Du coup on voit assez bien à quoi servent ces fameux défauts. A ne pas rester installé dans quelque chose de trop confortable qui finit par devenir de l’ennui probablement.

Du moins c’est ainsi que je veux le voir.

Et en peinture à quoi sert donc le défaut ? Et bien il sert tout simplement à aller plus loin aussi d’une certaine façon.

Il y a peu je suis tombé sur une publication sur un réseau social. Un tableau hyperréaliste effectué par un peintre de ma connaissance que je ne vois plus. Aucun défaut, une photographie parfaite. Quel ennui je me suis dit.

Evidemment on peut saluer la performance. Le nombre incalculable d’heures passées à reproduire aussi précisément les choses pour donner cette illusion de réalité. Mais l’émotion, la vie, en est à part ça quasi totalement absente. Une peinture morte.

Encore un défaut sans doute que je peux relever.
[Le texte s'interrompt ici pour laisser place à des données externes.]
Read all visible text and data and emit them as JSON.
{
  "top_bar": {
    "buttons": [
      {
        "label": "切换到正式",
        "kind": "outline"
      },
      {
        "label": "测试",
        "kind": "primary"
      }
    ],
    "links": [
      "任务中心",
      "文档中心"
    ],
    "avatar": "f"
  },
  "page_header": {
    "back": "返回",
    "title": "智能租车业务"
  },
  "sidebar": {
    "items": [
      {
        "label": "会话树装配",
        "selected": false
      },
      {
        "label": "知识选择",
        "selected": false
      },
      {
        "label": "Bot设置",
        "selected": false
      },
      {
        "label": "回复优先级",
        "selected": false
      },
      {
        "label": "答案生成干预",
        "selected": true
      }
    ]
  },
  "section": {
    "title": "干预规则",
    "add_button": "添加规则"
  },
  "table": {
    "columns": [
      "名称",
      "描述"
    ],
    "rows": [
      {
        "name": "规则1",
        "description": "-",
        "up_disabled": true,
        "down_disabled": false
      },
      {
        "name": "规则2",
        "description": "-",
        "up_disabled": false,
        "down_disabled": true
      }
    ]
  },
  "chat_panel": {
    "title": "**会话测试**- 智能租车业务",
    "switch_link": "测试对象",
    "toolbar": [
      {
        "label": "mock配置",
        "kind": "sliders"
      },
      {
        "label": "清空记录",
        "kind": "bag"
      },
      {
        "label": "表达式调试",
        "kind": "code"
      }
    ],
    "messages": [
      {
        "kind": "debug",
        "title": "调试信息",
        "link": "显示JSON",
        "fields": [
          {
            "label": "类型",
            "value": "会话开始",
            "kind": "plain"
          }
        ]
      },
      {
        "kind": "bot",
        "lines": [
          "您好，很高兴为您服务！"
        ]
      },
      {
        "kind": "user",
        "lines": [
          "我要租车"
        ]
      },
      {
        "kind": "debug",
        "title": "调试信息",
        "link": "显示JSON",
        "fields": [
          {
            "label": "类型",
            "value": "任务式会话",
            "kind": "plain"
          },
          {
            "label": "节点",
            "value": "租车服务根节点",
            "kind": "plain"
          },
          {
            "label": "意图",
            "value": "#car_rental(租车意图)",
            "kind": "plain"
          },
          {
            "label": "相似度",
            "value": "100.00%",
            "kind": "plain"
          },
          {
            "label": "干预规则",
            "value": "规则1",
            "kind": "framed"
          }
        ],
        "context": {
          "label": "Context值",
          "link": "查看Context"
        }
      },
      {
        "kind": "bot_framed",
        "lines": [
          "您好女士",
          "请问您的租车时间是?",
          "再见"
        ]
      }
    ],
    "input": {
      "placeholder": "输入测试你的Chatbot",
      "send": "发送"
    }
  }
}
Je ne cède pas facilement à l’admiration. Je veux dire à ce que l’on m’imposerait implicitement toujours d’avoir à admirer. Je m’en fiche totalement.

Exactement pareil avec les jolies femmes. Elles peuvent se pomponner, se tartiner la frimousse de trompe-couillon, se revêtir de leurs plus beaux atours, je freine des deux pieds immédiatement. Je répudie aussitôt le cliché. Puis je m’interroge, qui a t’il derrière tout cela ? Un défaut en entraine facilement toute une collection d’autres. Comme celui de trop réfléchir par exemple.

Le sachant désormais j’évite de réfléchir lorsque je peins. Ce sont des périodes heureuses lorsque je parviens à conserver cette prudence. Mais je suis incapable de constance, nouveau défaut. Alors en ce moment je ne peins pas je réfléchis.

Je réfléchis un peu comme un miroir peut le faire en épuisant peu à peu tous les reflets.